A conundrum in the heterochromatin field is how domains that initially spread to variable sizes are then intergenerationally maintained at high fidelity. On the one hand, heterochromatin expansion has to be dynamic and reach to the size appropriate for a given cell fate, for example, by spreading from nucleation sites in a stem cell with generally open chromatin. However, after regulator genes coding for of alternative cell fates are first engulfed by heterochromatin, their stable repression is essential to cell fate maintenance. This is because master regulators even when expressed transiently could kick off alternative transcription programs. We address this area on two levels:

1. To understand the relationship between initial spreading into previously active chromatin and maintenance, we use single cell fission yeast system to study the real-time dynamics of the heterochromatin spreading reaction in relation to the cell cycle. We are leveraging the concept of hysteresis to define which chromatin loci possess the capacity for memory formation and assess the genetic requirements for memory.

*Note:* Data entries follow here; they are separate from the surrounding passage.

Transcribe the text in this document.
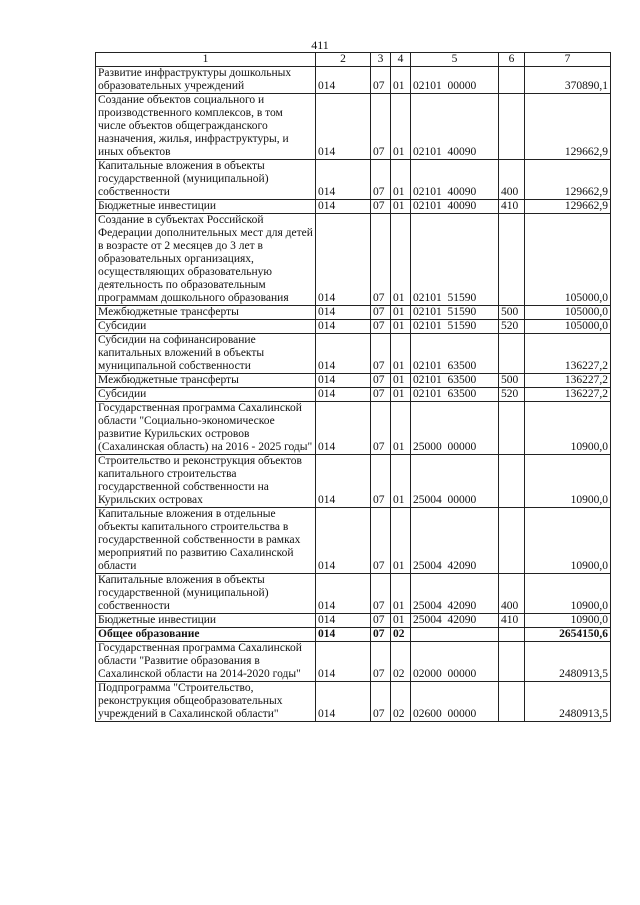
411
1	2	3	4	5	6	7
Развитие инфраструктуры дошкольных образовательных учреждений	014	07	01	02101  00000		370890,1
Создание объектов социального и производственного комплексов, в том числе объектов общегражданского назначения, жилья, инфраструктуры, и иных объектов	014	07	01	02101  40090		129662,9
Капитальные вложения в объекты государственной (муниципальной) собственности	014	07	01	02101  40090	400	129662,9
Бюджетные инвестиции	014	07	01	02101  40090	410	129662,9
Создание в субъектах Российской Федерации дополнительных мест для детей в возрасте от 2 месяцев до 3 лет в образовательных организациях, осуществляющих образовательную деятельность по образовательным программам дошкольного образования	014	07	01	02101  51590		105000,0
Межбюджетные трансферты	014	07	01	02101  51590	500	105000,0
Субсидии	014	07	01	02101  51590	520	105000,0
Субсидии на софинансирование капитальных вложений в объекты муниципальной собственности	014	07	01	02101  63500		136227,2
Межбюджетные трансферты	014	07	01	02101  63500	500	136227,2
Субсидии	014	07	01	02101  63500	520	136227,2
Государственная программа Сахалинской области "Социально-экономическое развитие Курильских островов (Сахалинская область) на 2016 - 2025 годы"	014	07	01	25000  00000		10900,0
Строительство и реконструкция объектов капитального строительства государственной собственности на Курильских островах	014	07	01	25004  00000		10900,0
Капитальные вложения в отдельные объекты капитального строительства в государственной собственности в рамках мероприятий по развитию Сахалинской области	014	07	01	25004  42090		10900,0
Капитальные вложения в объекты государственной (муниципальной) собственности	014	07	01	25004  42090	400	10900,0
Бюджетные инвестиции	014	07	01	25004  42090	410	10900,0
Общее образование	014	07	02			2654150,6
Государственная программа Сахалинской области "Развитие образования в Сахалинской области на 2014-2020 годы"	014	07	02	02000  00000		2480913,5
Подпрограмма "Строительство, реконструкция общеобразовательных учреждений в Сахалинской области"	014	07	02	02600  00000		2480913,5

2. To understand the developmental fate of heterochromatin regions and pathways ensuring their stable maintenance, we examine murine lineage trajectories involving the G9a and GLP heterochromatin pathway. We focus on hematopoietic differentiation and as well the early transitions in embryonic stem cells. Finally, we are curious to understand how heterochromatic memory has evolved. To address this question, we

3. Are sampling the diversity if H3K9 methylation “writers” and “readers” to understand the parameter space of stable vs. unstable domains, size, and degree of repression that can be generated.